Single permit: in werking vanaf januari 2019!

Van 
92887

Krachtens het samenwerkingsakkoord van 2 februari 2018 dat het beleid inzake de toekenning van arbeids- en verblijfsvergunningen tussen de regio’s coördineert, treedt de procedure van de single permit in januari 2019 in werking.

I. Inleiding

Als gevolg van de zesde staatshervorming zijn de gewesten bevoegd geworden voor de tewerkstelling van buitenlandse werknemers, met uitzondering van de regels  betreffende de arbeidskaart uitgereikt in functie van de bijzondere verblijfssituatie (momenteel arbeidskaart C) en voor jonge au pairs.

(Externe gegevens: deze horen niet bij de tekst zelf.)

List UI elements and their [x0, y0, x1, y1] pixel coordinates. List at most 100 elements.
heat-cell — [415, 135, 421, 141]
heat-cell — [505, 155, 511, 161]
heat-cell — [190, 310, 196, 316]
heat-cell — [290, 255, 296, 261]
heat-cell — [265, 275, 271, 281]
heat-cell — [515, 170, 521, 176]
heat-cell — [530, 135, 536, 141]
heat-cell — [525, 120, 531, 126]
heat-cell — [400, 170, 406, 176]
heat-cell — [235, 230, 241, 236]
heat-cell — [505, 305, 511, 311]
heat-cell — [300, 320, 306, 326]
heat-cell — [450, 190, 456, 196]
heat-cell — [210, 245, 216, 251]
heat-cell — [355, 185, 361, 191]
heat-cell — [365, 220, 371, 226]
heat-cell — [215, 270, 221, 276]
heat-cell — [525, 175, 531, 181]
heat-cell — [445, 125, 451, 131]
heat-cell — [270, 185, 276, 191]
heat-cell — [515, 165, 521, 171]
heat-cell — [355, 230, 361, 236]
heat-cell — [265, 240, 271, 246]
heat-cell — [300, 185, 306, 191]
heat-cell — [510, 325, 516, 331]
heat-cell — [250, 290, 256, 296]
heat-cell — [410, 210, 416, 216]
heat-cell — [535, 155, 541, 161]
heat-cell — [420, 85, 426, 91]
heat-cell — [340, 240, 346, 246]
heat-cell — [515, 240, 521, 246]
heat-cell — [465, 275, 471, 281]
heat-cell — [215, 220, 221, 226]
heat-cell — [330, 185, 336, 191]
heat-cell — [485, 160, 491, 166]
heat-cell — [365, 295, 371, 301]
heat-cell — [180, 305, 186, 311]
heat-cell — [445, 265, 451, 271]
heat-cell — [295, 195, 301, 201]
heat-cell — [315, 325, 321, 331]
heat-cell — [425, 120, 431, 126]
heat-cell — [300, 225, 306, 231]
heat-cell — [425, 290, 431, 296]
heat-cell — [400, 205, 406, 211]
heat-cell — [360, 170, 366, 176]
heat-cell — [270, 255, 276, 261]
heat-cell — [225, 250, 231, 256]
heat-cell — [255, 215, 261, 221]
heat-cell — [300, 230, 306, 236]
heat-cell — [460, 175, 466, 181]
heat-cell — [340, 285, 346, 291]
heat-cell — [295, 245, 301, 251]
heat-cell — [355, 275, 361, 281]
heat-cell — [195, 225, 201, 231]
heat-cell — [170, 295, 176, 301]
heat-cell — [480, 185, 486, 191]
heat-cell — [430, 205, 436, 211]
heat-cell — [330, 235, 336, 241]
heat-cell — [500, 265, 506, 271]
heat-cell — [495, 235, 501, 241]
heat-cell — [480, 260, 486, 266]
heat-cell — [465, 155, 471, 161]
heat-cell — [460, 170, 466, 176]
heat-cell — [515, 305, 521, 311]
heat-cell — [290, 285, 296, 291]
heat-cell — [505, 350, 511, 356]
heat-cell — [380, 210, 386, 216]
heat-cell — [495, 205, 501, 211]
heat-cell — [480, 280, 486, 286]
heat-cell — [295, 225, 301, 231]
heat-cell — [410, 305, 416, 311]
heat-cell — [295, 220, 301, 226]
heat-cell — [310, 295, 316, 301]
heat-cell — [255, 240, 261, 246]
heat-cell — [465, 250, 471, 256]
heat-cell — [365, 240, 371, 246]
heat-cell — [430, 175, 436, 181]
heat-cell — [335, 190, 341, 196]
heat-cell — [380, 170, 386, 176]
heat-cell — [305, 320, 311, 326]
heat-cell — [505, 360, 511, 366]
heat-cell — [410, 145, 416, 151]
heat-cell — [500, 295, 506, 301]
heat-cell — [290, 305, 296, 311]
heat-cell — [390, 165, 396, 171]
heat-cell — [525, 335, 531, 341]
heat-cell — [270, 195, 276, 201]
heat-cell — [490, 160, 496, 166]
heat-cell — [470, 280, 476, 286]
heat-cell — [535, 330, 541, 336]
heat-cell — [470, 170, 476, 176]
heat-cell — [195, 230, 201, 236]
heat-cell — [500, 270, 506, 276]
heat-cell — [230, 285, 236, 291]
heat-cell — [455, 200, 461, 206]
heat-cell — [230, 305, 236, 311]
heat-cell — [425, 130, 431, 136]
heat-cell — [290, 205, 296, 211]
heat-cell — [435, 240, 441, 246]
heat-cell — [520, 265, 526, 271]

Zoals aangekondigd in onze artikelen van 28 maart en 16 oktober werd ingevolge deze regionalisering van het migratiebeleid op 2 februari 2018 een samenwerkingsakkoord tussen de regio’s gesloten met betrekking tot de coördinatie tussen het beleid inzake de arbeidsvergunningen en het beleid inzake de verblijfsvergunningen en inzake de normen betreffende de tewerkstelling en het verblijf van buitenlandse arbeidskrachten.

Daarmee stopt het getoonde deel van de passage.